Attribute Expected Value Description
type “onclick”, “onmouseover”, or “onmouseout” Use this attribute to differentiate between different types of events.
element “marker”, “bar”, “column”, “circle”, or “slice” Indicates what kind of element has sent the event. Can be used to define highlighting or animation strategies. For details consult the previous table.
x number The “x” value of the point. Can be derived from the index (depends on a chart).
y number The “y” value of the point. Can be derived from the index (e.g., for a bar chart).
index number The index of a data point that caused the event.
run object The data run object that represents a data series. Example: o.run.data[o.index] — returns the original data point value for the event (o is an event handler’s argument).
plot object The plot object that hosts the event’s data point.
hAxis object The axis object that is used as a horizontal axis by the plot.
vAxis object The axis object that is used as a vertical axis by the plot.
event object The original mouse event that started the event processing.
shape object The gfx shape object that represents a data point.
outline object The gfx shape object that represents an outline (a cosmetic shape). Can be null or undefined.
shadow object The gfx shape object that represents a shadow (a cosmetic shape). Can be null or undefined.
cx number The “x” component of the visual center of a shape in pixels. Supplied only for “marker”, “circle”, and “slice” elements. Undefined for all other elements.
cy number The “y” component of the visual center of a shape in pixels. Supplied only for “marker”, “circle”, and “slice” elements. Undefined for all other elements.
cr number The radius in pixels of a “circle”, or a “slice” element. Undefined for all other elements.

Pie chart screenshot

And finally it is time to see it in action: the event demo straight from the Dojo nightly. Hover over markers, bars, columns, bubbles, and pie slices, and click on them as well.
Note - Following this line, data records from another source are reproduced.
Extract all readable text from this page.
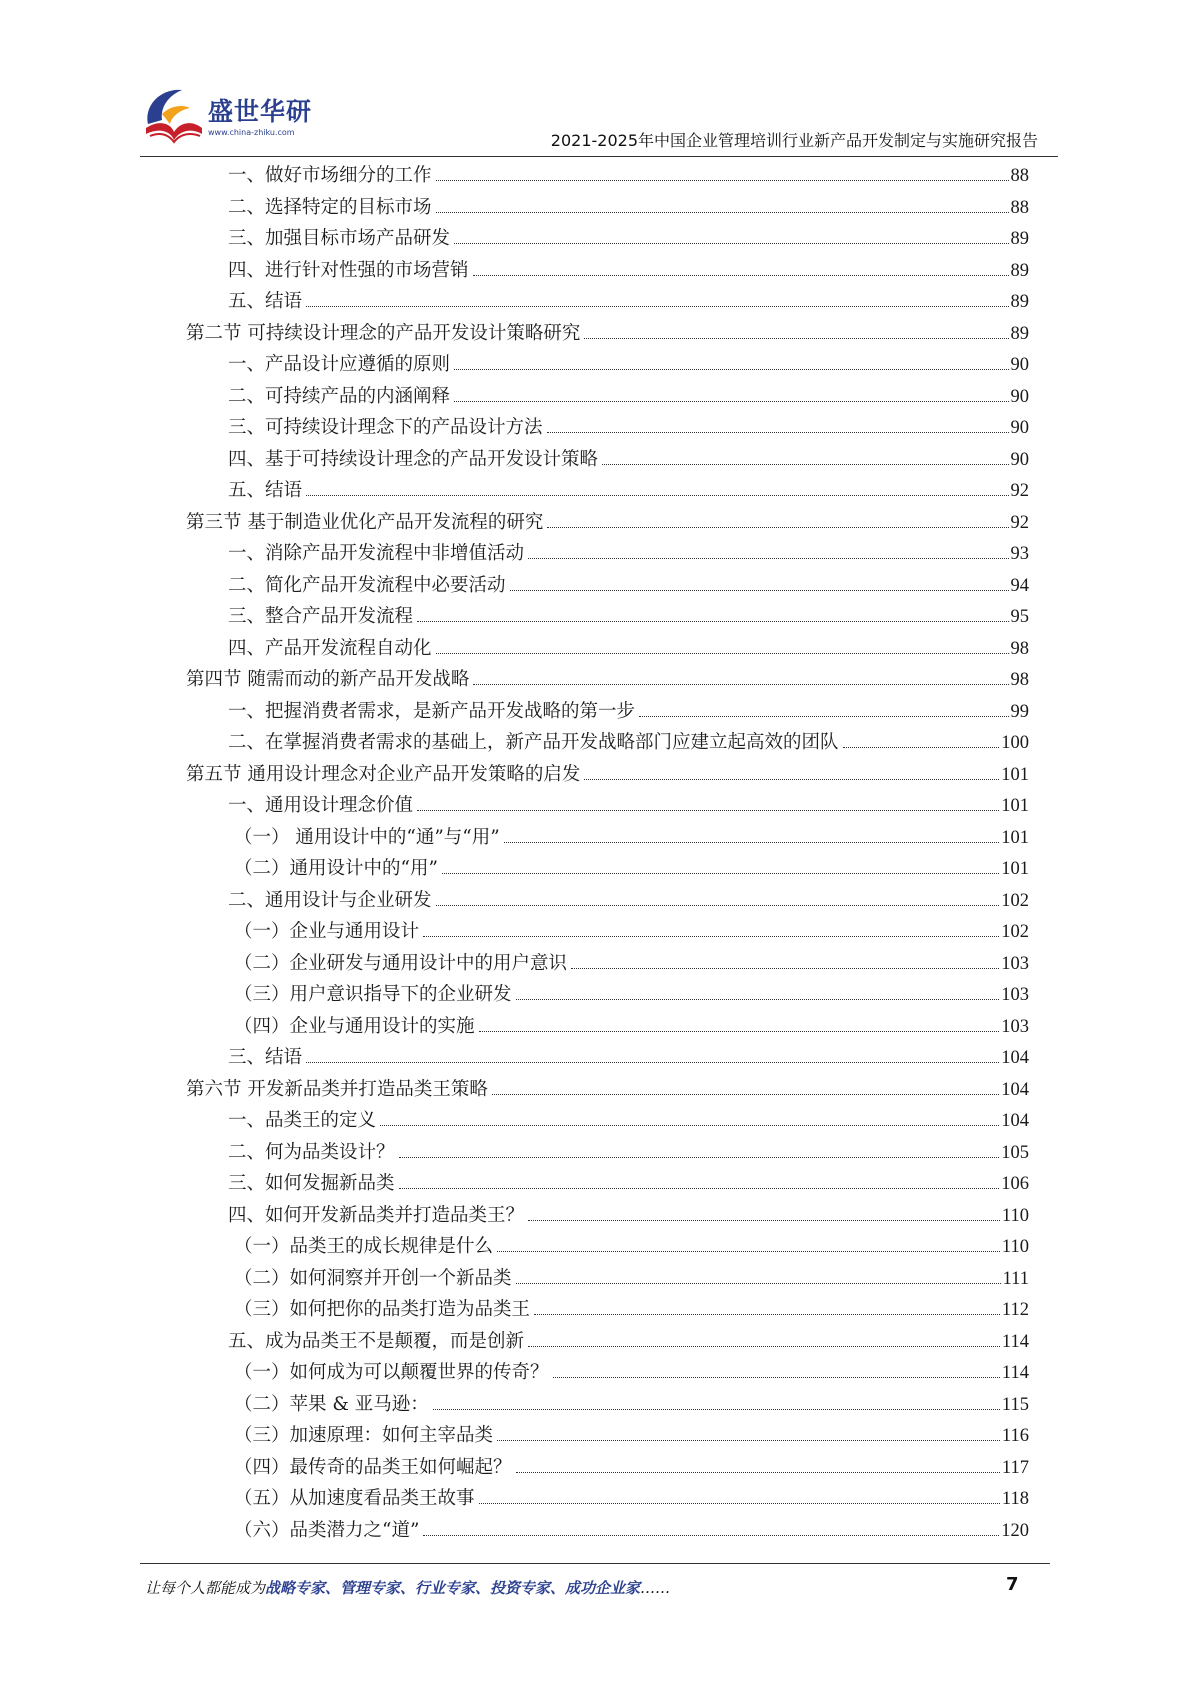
盛世华研
www.china-zhiku.com	2021-2025年中国企业管理培训行业新产品开发制定与实施研究报告
一、做好市场细分的工作	88
二、选择特定的目标市场	88
三、加强目标市场产品研发	89
四、进行针对性强的市场营销	89
五、结语	89
第二节 可持续设计理念的产品开发设计策略研究	89
一、产品设计应遵循的原则	90
二、可持续产品的内涵阐释	90
三、可持续设计理念下的产品设计方法	90
四、基于可持续设计理念的产品开发设计策略	90
五、结语	92
第三节 基于制造业优化产品开发流程的研究	92
一、消除产品开发流程中非增值活动	93
二、简化产品开发流程中必要活动	94
三、整合产品开发流程	95
四、产品开发流程自动化	98
第四节 随需而动的新产品开发战略	98
一、把握消费者需求，是新产品开发战略的第一步	99
二、在掌握消费者需求的基础上，新产品开发战略部门应建立起高效的团队	100
第五节 通用设计理念对企业产品开发策略的启发	101
一、通用设计理念价值	101
（一） 通用设计中的“通”与“用”	101
（二）通用设计中的“用”	101
二、通用设计与企业研发	102
（一）企业与通用设计	102
（二）企业研发与通用设计中的用户意识	103
（三）用户意识指导下的企业研发	103
（四）企业与通用设计的实施	103
三、结语	104
第六节 开发新品类并打造品类王策略	104
一、品类王的定义	104
二、何为品类设计？	105
三、如何发掘新品类	106
四、如何开发新品类并打造品类王？	110
（一）品类王的成长规律是什么	110
（二）如何洞察并开创一个新品类	111
（三）如何把你的品类打造为品类王	112
五、成为品类王不是颠覆，而是创新	114
（一）如何成为可以颠覆世界的传奇？	114
（二）苹果 & 亚马逊：	115
（三）加速原理：如何主宰品类	116
（四）最传奇的品类王如何崛起？	117
（五）从加速度看品类王故事	118
（六）品类潜力之“道”	120
让每个人都能成为战略专家、管理专家、行业专家、投资专家、成功企业家……	7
Besides dojox.charting, the demo illustrates some other parts of Dojo as well:

  • dojo.fx — the Dojo Core animation toolkit for creating and combining animations.
    • dojox.fx.easing — a collection of easing functions to spice up visual effects.
    • dojox.gfx.fx — 2D graphics-specific animation helpers.
  • dojox.lang.functional — power of functional programming at your fingertips.

All of these components make it possible to code up the demo rather quickly — the modular nature of Dojo pays off.

Coming Attractions

In working with events, I was acutely aware of the need for animation support. I want to package up some useful animation effects for chart interactions. The demo previews some possibilities.

Other big features waiting for some attention are integration with widgets and markup support. The former includes interactions with the tooltip widget, and the upcoming Chart Legend widget. Markup support allow creation of some simple interactive charts using just marked-up HTML, with virtually no additional JavaScript.